Si l’histoire sordide de ce salut est inconnue de Justin Trudeau, elle ne l’est point pour les survivants de l’Holocauste et leurs familles. Elle ne l’est pas inconnue non plus de membres de son gouvernement. Dont en premier lieu, la ministre des Affaires étrangères Mme Chrystia Freeland, architecte de la politique étrangère du Canada. Là, ça se corse.

 

Qu’en dit Chrystia Freeland?

En mars 2017, on révèle que le grand-père de Mme Freeland, Michaël Chomiak, a été un collaborateur nazi, rédacteur en chef du journal Krakivs’ki Visti, publication qui applaudissait notamment à l’extermination des Juifs, mais aussi à la victoire allemande à Dieppe. Que Mme Freeland n’ait pas à répondre des actions de son père, soit. Mais le moins qu’on puisse espérer, c’est qu’elle le désavoue. Niet.  Son admiration pour le « combat pour la liberté et la démocratie» de son grand-père, elle l’a exprimée sur son compte Twitter le 24 août 2016, un an avant que Slava Ukraini ne paraisse sur le site du Gouvernement du Canada, signé Justin Trudeau.
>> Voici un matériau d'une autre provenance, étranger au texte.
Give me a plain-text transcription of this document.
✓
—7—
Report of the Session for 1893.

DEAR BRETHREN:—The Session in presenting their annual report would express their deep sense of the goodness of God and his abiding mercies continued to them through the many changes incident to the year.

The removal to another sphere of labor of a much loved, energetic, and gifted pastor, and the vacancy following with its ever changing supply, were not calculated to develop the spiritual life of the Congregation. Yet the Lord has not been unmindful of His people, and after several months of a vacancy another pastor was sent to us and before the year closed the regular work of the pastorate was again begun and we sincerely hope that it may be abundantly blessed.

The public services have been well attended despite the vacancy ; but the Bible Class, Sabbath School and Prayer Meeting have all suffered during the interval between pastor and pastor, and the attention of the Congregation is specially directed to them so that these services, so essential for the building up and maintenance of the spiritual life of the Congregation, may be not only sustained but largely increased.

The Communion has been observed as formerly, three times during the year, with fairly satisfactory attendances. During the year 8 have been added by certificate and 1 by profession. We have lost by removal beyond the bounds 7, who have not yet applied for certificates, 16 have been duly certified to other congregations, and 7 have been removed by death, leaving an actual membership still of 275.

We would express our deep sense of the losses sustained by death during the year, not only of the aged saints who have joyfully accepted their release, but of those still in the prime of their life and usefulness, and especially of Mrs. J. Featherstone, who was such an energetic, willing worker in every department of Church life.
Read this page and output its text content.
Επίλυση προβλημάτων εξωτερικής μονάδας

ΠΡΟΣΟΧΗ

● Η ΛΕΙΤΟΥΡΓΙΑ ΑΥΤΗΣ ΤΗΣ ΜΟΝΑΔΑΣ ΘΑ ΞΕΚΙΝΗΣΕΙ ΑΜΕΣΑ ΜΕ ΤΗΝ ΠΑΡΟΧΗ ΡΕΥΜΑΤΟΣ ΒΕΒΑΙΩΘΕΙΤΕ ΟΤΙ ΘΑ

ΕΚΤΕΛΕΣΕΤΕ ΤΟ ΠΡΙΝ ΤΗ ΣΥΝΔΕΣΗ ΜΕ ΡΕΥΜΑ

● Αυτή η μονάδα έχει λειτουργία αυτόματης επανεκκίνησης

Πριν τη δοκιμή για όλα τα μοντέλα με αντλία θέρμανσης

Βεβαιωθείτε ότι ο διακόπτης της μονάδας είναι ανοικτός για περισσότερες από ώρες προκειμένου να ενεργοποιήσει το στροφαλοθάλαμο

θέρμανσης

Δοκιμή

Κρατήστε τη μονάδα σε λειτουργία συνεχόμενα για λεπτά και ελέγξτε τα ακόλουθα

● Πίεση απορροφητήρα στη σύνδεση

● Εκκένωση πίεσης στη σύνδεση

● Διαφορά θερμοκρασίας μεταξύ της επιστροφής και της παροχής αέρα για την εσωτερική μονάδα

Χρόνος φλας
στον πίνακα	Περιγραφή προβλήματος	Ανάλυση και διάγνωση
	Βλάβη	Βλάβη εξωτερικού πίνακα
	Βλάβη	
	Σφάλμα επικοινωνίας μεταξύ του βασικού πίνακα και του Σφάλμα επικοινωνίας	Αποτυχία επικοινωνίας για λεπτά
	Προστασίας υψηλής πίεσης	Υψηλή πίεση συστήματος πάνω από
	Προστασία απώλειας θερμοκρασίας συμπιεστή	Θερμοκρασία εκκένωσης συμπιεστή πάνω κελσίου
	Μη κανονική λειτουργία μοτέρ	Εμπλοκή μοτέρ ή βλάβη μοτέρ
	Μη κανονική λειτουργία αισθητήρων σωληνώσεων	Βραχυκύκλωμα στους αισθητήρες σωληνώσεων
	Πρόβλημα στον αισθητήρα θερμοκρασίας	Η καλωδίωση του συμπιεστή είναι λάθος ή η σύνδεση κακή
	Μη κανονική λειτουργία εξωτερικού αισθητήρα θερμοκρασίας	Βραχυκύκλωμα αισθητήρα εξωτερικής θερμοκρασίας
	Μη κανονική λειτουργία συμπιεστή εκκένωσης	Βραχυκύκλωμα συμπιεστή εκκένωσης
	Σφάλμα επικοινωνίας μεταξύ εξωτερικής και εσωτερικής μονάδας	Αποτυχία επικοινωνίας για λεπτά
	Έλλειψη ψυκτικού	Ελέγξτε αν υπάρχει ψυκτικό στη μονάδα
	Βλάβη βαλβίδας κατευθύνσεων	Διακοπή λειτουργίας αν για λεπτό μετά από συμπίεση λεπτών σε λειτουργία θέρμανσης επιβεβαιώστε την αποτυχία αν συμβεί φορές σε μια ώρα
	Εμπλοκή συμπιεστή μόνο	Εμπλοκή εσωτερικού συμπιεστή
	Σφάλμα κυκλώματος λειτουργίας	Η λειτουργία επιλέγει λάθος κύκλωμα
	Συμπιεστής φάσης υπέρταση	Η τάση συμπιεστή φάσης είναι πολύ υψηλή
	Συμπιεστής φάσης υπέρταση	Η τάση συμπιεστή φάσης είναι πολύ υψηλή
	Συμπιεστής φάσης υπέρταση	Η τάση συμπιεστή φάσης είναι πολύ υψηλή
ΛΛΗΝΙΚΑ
La question suivante s’impose à Justin Trudeau.

La politique étrangère canadienne consiste-t-elle à embrasser les symboles, les saluts et l’histoire de fascistes et de collaborateurs nazis d’hier – et d’aujourd’hui – lorsque cela fait notre affaire ? Le cas échéant, qu’il le dise ouvertement. Sinon, qu’il enlève les Slava Ukraini du site du gouvernement du Canada et demande à Chrystia Freeland de désavouer les actions de son grand-père.

 


[2] Stepan Bandera, The Life and Afterlife of a Ukrainian Nationalist, Fascism, Genocide and Cult Rosolinski-Liebe, ibidem, 2014.